Obama’s critics argue that, in addition to Obamacare, the president has refused to enforce the immigration laws against a large group of aliens who arrived in this country as children, and in this way unilaterally implemented a piece of legislation—the DREAM Act—that died in Congress. He has issued waivers to states freeing them from compliance with the test score requirements of No Child Left Behind. He released prisoners from Guantánamo Bay as part of a prisoner swap without giving Congress the statutorily prescribed 30-day notice. He refused to enforce federal drug laws against some users of marijuana in states that have legalized marijuana. He refused to defend the Defense of Marriage Act before the Supreme Court. He used military force in Libya in defiance of the War Powers Act. He has ordered the assassination of American citizens abroad, through drone killings, without granting them due process.
To bring a lawsuit, however, one needs more than general complaints about the action of another person. Any litigant, including Boehner, must satisfy numerous legal requirements and, above all, be able to point to a law that the defendant violated.
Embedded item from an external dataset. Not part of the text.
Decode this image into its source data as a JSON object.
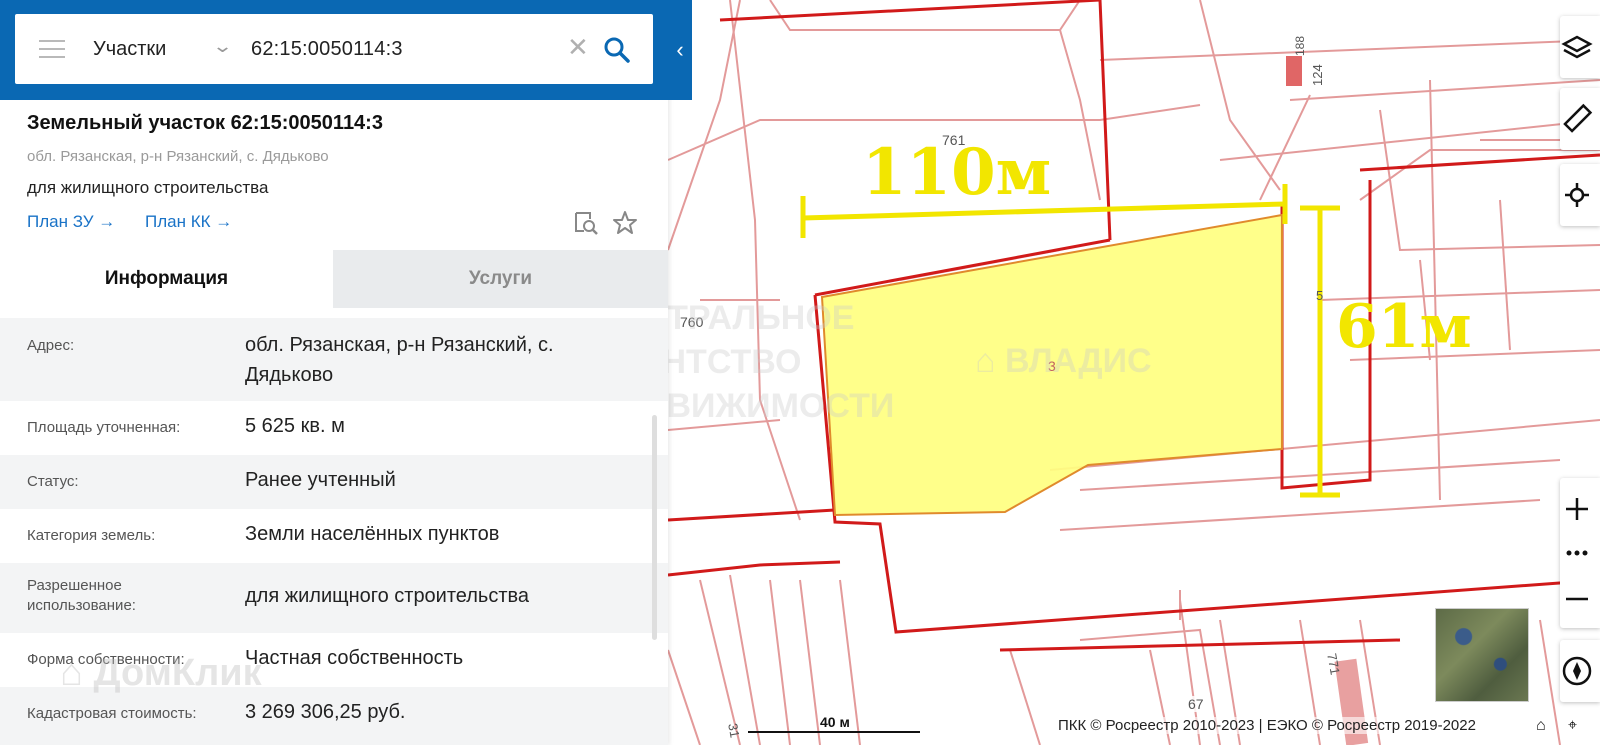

A court will almost certainly dismiss any lawsuit of the sort Boehner intends because the House of Representatives lacks “standing” to bring a suit—meaning that it has not suffered a concrete injury as a result of Obama’s actions.
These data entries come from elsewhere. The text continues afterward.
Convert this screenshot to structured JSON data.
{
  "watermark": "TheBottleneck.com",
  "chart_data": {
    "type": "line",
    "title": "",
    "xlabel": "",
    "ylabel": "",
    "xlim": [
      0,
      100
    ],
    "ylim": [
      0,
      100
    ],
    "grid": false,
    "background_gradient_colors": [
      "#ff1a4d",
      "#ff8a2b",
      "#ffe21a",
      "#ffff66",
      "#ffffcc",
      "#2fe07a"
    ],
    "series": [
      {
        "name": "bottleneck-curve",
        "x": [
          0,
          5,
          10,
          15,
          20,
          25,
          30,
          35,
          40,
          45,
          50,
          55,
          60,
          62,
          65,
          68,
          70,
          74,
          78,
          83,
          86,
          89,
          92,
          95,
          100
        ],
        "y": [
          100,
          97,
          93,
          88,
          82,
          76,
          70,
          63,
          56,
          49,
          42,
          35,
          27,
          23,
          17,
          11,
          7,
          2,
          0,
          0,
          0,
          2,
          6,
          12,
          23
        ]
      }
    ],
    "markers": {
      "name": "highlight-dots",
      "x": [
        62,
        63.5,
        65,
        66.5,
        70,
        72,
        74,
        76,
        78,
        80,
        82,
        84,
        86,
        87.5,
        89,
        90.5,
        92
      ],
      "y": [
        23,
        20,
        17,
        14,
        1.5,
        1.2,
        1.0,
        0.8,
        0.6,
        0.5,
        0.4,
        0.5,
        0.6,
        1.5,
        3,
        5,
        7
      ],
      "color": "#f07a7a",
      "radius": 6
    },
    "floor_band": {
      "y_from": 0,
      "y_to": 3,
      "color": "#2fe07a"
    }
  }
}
But standing aside, the most interesting question is whether Boehner’s legal claims could have any merit. Boehner argues that Obama violated two clauses of the Constitution—one that requires him to take an oath to “protect and defend the Constitution,” and another that requires him to “take Care that the Laws be faithfully executed.”
The nub of the argument lies in the idea of faithful execution of the law, and this is where the president is most vulnerable. Immigration law forbids foreigners to enter and settle in this country without authorization based on criteria laid out in statutes. The president tried to persuade Congress to amend this law to carve out an exception for a young and sympathetic group of undocumented immigrants. Congress refused. The president then decided to stop enforcing the law against this same group of people—in this way implementing the policy that Congress refused to consent to. Isn’t this a failure to “take care that the laws be faithfully executed”?